Filed by Discovery Holding Company
Pursuant to Rule 425 under the Securities Act of 1933
and deemed filed pursuant to Rule 14a-12
of the Securities Exchange Act of 1934
Subject Corporation: Discovery Holding Company
Commission File No.: 000-51205
Subject Corporation: Discovery Communications Holding, LLC
Commission File No.: none
Email communication to employees of Ascent Media Group (General):
CREATIVE SOUND SERVICES BUSINESSES TO REMAIN WITH DISCOVERY HOLDING COMPANY
Hello everyone
As some of you may have heard, as part of the previously announced transaction between Discovery
Holding Company and Advance/Newhouse, the creative and network services businesses of Ascent Media
Group will be spun out into a new public company. As currently contemplated pursuant to a
non-binding letter of intent, the new public company would house all of the assets of Ascent Media
Group, with the exception of the Creative Sound Services group companies Soundelux, Todd-AO, Sound
One, POP Sound, Modern Music, DMG and The Hollywood Edge, which will remain as part of the new
Discovery Communications public company. The transaction is still dependent on the execution of
definitive agreements, DHC shareholder approval and other conditions, and is not expected to close
until 2Q 2008.
I am happy to note that Bob Rosenthal will continue his fine leadership of Creative Sound Services
and its talented group of employees. This is a great new partnership for our friends at Creative
Sound Services and Discovery and we are excited to continue our collaborative work with this
exceptional group and wish them continued success.
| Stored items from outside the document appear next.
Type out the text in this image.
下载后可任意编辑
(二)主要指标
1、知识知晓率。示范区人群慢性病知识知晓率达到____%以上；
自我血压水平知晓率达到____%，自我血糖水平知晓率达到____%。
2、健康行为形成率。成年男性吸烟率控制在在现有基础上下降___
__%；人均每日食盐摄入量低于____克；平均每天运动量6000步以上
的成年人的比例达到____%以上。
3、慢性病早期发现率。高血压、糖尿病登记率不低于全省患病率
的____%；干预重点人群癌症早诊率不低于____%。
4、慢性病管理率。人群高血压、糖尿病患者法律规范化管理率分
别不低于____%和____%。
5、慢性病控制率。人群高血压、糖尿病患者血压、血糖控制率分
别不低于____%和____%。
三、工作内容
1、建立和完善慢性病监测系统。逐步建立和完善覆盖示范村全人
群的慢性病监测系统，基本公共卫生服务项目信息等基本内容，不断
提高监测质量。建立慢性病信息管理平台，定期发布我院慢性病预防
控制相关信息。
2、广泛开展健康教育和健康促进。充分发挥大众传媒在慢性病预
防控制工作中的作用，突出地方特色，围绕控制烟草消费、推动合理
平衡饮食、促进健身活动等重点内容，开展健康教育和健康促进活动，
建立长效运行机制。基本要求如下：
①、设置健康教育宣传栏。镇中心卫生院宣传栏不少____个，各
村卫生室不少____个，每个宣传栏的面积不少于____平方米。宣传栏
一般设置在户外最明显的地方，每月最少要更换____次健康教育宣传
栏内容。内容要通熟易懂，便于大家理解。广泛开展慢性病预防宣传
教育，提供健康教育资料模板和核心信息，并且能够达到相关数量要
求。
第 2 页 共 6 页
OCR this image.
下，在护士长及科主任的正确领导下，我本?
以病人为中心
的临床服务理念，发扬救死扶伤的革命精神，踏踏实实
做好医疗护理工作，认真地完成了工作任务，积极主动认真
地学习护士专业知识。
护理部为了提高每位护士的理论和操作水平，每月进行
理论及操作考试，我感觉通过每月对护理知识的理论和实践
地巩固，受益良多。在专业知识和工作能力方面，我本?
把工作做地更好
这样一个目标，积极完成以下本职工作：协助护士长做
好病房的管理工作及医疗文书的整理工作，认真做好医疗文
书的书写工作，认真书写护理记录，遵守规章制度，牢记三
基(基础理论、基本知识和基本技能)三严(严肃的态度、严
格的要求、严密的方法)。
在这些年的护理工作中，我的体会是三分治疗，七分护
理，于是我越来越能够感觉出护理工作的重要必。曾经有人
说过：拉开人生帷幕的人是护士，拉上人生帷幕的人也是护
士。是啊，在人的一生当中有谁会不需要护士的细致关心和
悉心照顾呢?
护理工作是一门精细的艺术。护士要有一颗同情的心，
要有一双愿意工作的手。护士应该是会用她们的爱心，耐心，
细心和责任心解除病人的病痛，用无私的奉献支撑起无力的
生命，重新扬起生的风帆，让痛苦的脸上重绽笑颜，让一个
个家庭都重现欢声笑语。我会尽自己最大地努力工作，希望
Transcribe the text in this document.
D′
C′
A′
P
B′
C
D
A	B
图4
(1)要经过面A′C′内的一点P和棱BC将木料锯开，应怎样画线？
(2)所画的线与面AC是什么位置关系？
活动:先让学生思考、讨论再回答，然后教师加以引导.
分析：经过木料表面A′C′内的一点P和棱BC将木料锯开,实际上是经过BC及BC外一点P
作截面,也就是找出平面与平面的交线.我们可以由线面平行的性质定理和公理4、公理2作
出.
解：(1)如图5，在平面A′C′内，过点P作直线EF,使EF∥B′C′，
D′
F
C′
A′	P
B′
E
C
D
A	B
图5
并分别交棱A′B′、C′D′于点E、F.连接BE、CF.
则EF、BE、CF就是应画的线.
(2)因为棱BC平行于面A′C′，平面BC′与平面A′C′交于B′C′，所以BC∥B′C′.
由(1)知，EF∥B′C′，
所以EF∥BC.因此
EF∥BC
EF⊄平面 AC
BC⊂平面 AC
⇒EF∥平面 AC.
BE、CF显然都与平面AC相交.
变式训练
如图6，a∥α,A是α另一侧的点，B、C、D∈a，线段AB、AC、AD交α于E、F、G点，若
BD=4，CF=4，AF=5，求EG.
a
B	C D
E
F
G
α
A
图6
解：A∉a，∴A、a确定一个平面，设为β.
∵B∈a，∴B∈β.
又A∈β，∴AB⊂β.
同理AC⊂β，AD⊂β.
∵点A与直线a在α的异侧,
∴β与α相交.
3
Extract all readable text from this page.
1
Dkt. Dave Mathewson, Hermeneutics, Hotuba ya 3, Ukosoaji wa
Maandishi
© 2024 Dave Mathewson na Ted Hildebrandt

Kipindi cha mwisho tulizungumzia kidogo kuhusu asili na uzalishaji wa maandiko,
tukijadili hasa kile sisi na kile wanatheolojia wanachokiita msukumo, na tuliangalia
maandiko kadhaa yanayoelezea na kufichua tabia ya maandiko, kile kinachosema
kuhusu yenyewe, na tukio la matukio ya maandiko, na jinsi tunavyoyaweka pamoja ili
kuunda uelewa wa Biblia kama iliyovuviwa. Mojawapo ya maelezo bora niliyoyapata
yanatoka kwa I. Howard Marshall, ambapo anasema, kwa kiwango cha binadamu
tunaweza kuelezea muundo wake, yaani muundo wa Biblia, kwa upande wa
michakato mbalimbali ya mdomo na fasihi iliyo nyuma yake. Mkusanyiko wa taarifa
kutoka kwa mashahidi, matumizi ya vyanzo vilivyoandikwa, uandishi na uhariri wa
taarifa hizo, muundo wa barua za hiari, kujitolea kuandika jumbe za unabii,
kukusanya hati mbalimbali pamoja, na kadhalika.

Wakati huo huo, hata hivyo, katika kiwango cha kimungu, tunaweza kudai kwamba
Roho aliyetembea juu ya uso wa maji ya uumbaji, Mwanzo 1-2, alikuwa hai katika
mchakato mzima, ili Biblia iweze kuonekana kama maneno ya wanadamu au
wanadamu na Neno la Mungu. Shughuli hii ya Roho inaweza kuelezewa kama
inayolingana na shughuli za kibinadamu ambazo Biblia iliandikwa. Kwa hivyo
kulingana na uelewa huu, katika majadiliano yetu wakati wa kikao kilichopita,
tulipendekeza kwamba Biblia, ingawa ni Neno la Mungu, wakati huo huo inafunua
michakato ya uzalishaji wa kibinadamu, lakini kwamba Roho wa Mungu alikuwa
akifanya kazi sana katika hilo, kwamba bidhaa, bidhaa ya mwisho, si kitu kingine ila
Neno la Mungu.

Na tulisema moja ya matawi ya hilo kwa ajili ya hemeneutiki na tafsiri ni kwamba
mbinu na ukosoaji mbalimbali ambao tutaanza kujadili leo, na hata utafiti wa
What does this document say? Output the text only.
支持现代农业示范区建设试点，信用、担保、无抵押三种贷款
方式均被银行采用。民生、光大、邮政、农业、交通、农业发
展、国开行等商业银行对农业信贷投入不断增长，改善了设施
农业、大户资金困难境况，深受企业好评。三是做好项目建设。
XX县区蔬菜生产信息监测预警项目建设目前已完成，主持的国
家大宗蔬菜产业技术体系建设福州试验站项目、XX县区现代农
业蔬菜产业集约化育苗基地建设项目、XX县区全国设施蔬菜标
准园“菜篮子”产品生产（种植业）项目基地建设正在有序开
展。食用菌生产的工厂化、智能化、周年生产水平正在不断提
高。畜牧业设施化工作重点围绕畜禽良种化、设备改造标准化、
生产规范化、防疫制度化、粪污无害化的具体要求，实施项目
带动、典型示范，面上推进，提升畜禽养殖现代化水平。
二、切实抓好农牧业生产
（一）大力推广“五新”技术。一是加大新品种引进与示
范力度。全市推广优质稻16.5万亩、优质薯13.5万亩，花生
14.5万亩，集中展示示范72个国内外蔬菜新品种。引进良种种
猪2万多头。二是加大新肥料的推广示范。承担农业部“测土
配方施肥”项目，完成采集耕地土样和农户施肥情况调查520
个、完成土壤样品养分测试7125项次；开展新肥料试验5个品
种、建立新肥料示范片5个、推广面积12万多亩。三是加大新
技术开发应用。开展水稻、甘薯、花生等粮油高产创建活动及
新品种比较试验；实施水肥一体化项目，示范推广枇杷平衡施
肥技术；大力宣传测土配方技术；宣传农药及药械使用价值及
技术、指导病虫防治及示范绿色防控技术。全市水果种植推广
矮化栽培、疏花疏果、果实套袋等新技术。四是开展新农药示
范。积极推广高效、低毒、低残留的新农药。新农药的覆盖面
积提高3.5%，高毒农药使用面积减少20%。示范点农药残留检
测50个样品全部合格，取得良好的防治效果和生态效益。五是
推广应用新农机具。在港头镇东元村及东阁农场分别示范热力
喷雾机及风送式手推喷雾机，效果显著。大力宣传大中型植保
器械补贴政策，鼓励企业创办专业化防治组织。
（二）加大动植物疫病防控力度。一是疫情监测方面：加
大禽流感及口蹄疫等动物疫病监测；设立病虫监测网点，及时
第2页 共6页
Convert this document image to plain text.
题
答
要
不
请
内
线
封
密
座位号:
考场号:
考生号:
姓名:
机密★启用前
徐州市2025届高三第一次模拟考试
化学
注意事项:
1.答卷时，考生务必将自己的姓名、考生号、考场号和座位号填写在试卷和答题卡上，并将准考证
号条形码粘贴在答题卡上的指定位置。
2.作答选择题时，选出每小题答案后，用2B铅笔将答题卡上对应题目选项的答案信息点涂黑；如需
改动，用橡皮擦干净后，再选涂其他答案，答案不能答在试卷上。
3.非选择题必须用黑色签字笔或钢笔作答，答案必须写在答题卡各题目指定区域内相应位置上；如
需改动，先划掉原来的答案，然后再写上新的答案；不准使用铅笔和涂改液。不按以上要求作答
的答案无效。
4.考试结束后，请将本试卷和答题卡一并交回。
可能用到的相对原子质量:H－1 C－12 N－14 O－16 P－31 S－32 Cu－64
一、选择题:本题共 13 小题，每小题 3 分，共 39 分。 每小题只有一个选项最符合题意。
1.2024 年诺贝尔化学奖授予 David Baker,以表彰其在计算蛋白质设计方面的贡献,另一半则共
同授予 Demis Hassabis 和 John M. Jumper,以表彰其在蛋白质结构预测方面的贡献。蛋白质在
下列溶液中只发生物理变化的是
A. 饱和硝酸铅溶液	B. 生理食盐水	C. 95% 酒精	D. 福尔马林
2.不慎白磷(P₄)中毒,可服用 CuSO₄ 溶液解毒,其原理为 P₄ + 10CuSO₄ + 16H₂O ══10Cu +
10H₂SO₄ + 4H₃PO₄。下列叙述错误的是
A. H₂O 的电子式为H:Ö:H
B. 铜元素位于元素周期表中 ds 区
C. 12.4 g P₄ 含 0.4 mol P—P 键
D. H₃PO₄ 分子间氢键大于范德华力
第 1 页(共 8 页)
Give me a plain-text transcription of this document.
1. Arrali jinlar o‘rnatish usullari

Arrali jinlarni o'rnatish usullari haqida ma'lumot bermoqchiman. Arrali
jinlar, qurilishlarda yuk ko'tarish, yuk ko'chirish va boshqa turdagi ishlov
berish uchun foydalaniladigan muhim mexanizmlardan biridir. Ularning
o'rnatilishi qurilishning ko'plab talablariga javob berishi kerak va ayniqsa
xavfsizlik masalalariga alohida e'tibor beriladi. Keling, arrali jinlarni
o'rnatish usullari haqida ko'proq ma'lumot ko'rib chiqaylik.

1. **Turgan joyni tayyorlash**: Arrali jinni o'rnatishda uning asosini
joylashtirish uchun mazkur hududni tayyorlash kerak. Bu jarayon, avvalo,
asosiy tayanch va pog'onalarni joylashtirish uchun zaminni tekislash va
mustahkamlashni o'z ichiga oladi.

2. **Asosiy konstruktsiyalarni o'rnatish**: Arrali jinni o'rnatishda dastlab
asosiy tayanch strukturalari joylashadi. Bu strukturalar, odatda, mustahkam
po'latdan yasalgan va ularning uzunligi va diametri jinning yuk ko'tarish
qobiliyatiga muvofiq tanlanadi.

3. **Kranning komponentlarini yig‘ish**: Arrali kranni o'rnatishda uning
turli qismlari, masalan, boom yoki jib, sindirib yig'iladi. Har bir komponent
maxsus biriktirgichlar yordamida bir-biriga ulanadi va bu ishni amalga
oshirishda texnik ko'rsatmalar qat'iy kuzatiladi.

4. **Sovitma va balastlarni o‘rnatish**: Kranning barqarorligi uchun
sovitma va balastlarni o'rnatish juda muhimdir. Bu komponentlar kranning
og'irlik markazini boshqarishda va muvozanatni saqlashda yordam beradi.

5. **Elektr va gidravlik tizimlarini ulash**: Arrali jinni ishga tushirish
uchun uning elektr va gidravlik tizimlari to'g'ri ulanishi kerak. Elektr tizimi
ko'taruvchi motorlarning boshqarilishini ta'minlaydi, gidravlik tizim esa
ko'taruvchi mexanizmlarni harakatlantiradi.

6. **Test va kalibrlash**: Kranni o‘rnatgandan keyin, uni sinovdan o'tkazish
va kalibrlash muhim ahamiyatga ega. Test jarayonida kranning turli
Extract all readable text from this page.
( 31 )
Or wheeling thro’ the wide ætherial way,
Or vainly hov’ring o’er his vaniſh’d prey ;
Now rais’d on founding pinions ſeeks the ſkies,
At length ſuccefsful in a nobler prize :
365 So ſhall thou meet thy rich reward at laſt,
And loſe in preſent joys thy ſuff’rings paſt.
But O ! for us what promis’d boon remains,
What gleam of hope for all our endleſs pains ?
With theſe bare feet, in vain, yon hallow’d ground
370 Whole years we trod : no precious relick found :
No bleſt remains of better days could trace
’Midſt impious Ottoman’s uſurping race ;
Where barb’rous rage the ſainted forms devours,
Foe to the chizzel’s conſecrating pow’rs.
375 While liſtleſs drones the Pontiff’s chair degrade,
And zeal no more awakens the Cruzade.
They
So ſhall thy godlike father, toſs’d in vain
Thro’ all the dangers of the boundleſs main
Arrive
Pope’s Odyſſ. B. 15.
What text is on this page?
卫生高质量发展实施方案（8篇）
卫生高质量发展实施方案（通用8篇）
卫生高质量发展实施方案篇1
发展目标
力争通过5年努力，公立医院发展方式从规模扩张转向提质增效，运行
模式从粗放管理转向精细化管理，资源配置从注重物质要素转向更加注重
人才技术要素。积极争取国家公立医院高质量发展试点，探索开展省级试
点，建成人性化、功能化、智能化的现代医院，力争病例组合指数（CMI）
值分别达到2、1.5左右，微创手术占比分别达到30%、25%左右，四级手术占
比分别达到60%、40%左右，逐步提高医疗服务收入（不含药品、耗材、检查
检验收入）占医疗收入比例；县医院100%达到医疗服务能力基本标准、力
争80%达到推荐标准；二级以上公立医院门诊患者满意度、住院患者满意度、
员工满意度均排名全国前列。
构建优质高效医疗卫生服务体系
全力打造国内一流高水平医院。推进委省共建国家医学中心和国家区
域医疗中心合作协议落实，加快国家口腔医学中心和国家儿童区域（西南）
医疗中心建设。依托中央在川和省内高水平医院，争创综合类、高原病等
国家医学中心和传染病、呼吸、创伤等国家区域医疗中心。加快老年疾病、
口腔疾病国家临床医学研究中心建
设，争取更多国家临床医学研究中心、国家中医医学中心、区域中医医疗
Please feel free to reach out to myself or Bob with any questions you may have. We will keep you
all informed as this transaction progresses.
Jose
ADDITIONAL INFORMATION
NOTHING IN THIS COMMUNICATION SHALL CONSTITUTE A SOLICITATION TO BUY OR AN OFFER TO SELL ANY
SECURITIES. ANY OFFER OR SALE OF SECURITIES WILL ONLY BE MADE PURSUANT TO AN EFFECTIVE
REGISTRATION STATEMENT, UNLESS AN EXEMPTION FROM REGISTRATION IS AVAILABLE UNDER APPLICABLE
SECURITIES LAW. WE URGE YOU TO READ THE MATERIALS TO BE FILED BY ASCENT AND DHC WITH THE SEC
BECAUSE THEY WILL CONTAIN IMPORTANT INFORMATION ABOUT THE TRANSACTION DESCRIBED ABOVE. A COPY OF
THE MATERIALS ASCENT AND DHC FILE WITH THE SEC WILL BE AVAILABLE FREE OF CHARGE AT THE SECS
WEBSITE (HTTP://WWW.SEC.GOV). COPIES OF THE FILINGS CAN ALSO BE OBTAINED, WITHOUT CHARGE, BY
DIRECTING A REQUEST TO ASCENT MEDIA GROUP, LLC, WILLIAM E. NILES, EXECUTIVE VICE PRESIDENT AND GENERAL COUNSEL, 520 BROADWAY, 5TH FLOOR, SANTA
MONICA, CALIFORNIA 90401, PHONE: 310.434.7022.
PARTICIPANTS IN SOLICITATION
THE DIRECTORS AND EXECUTIVE OFFICERS OF DHC AND OTHER PERSONS MAY BE DEEMED TO BE PARTICIPANTS IN
THE SOLICITATION OF PROXIES IN RESPECT OF PROPOSALS TO APPROVE THE TRANSACTION PURSUANT TO WHICH
ASCENT WOULD BECOME A PUBLIC COMPANY AND RELATED TRANSACTIONS. INFORMATION REGARDING DHCS
DIRECTORS AND EXECUTIVE OFFICERS AND OTHER PARTICIPANTS IN THE PROXY SOLICITATION AND A DESCRIPTION
OF THEIR DIRECT AND INDIRECT INTERESTS, BY SECURITY HOLDINGS OR OTHERWISE, WILL BE AVAILABLE IN
PROXY MATERIALS TO BE FILED WITH THE SEC.